A 1997 GAO report found that Amtrak’s basic labor agreement provided “1 year of salary protection for each year of prior service, up to a maximum of 6 years’ pay, for employees affected by a discontinuance of passenger rail service” and that in the event of a full-on Amtrak bankruptcy, those labor protection costs could reach $6.9 billion. This outraged Congress to the point that it ordered contracts to be renegotiated, and an arbitrator then lowered the maximum payout from 6 years pay to 4, but the labor protection costs could still be significant in the event of route shutdowns.

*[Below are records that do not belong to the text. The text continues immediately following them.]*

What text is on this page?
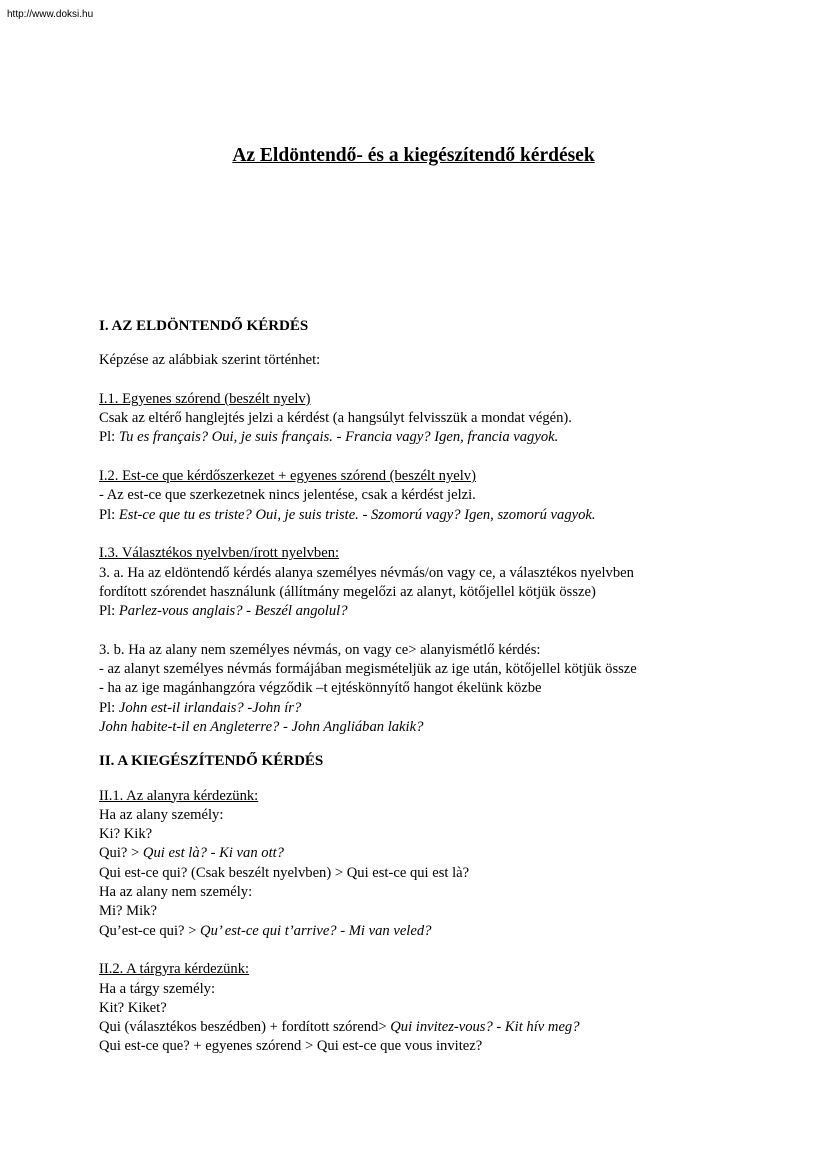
http://www.doksi.hu
Az Eldöntendő- és a kiegészítendő kérdések
I. AZ ELDÖNTENDŐ KÉRDÉS
Képzése az alábbiak szerint történhet:
I.1. Egyenes szórend (beszélt nyelv)
Csak az eltérő hanglejtés jelzi a kérdést (a hangsúlyt felvisszük a mondat végén).
Pl: Tu es français? Oui, je suis français. - Francia vagy? Igen, francia vagyok.
I.2. Est-ce que kérdőszerkezet + egyenes szórend (beszélt nyelv)
- Az est-ce que szerkezetnek nincs jelentése, csak a kérdést jelzi.
Pl: Est-ce que tu es triste? Oui, je suis triste. - Szomorú vagy? Igen, szomorú vagyok.
I.3. Választékos nyelvben/írott nyelvben:
3. a. Ha az eldöntendő kérdés alanya személyes névmás/on vagy ce, a választékos nyelvben
fordított szórendet használunk (állítmány megelőzi az alanyt, kötőjellel kötjük össze)
Pl: Parlez-vous anglais? - Beszél angolul?
3. b. Ha az alany nem személyes névmás, on vagy ce> alanyismétlő kérdés:
- az alanyt személyes névmás formájában megismételjük az ige után, kötőjellel kötjük össze
- ha az ige magánhangzóra végződik –t ejtéskönnyítő hangot ékelünk közbe
Pl: John est-il irlandais? -John ír?
John habite-t-il en Angleterre? - John Angliában lakik?
II. A KIEGÉSZÍTENDŐ KÉRDÉS
II.1. Az alanyra kérdezünk:
Ha az alany személy:
Ki? Kik?
Qui? > Qui est là? - Ki van ott?
Qui est-ce qui? (Csak beszélt nyelvben) > Qui est-ce qui est là?
Ha az alany nem személy:
Mi? Mik?
Qu’est-ce qui? > Qu’ est-ce qui t’arrive? - Mi van veled?
II.2. A tárgyra kérdezünk:
Ha a tárgy személy:
Kit? Kiket?
Qui (választékos beszédben) + fordított szórend> Qui invitez-vous? - Kit hív meg?
Qui est-ce que? + egyenes szórend > Qui est-ce que vous invitez?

The budget also proposes to strike the set-aside of $50 million per year from total Amtrak grants for Americans with Disabilities Act compliance because “approximately 90 percent of the ADA set-aside in FY 2017 was for projects on the National Network. Due to the reduction in National Network funding from the Administration’s proposal to eliminate Long Distance services, the President’s Budget recommends providing more flexibility to determine the appropriate amount for ADA upgrades. This requirement can be handled through FRA’s grant agreement with Amtrak.”

The appropriation for Amtrak’s Northeast Corridor is $235 million under the budget, a freeze at the placeholder rate in the FY 2017 CR, but again, we won’t know what that number means until we see Amtrak’s own 2018 budget estimates.

FRA accounts for rail safety and for railroad R&D were frozen at the 2016 enacted rates of $199.0 million and $39.1 million, respectively.

The FAST Act of 2015 authorized three new grant programs to be run by FRA. In 2017, these programs were authorized at a total level of $350 million but the Appropriations Committees only provided $98 million. In 2017, the aggregate authorization level is $425 million but the budget only requests $50.9 million.

The FRA budget estimates note that the federal-state good repair partnership grant program is primarily intended to address the Northeast Corridor capital backlog, which is estimated by the NEC Commission to be $38 billion, and states “The President’s FY 2018 Budget request will provide an infusion of new funding to help meet these state of good repair needs on the NEC and elsewhere on the passenger rail network.” The $25.945 million request for the program in 2017 is equal to 0.068 percent of the NEC capital backlog.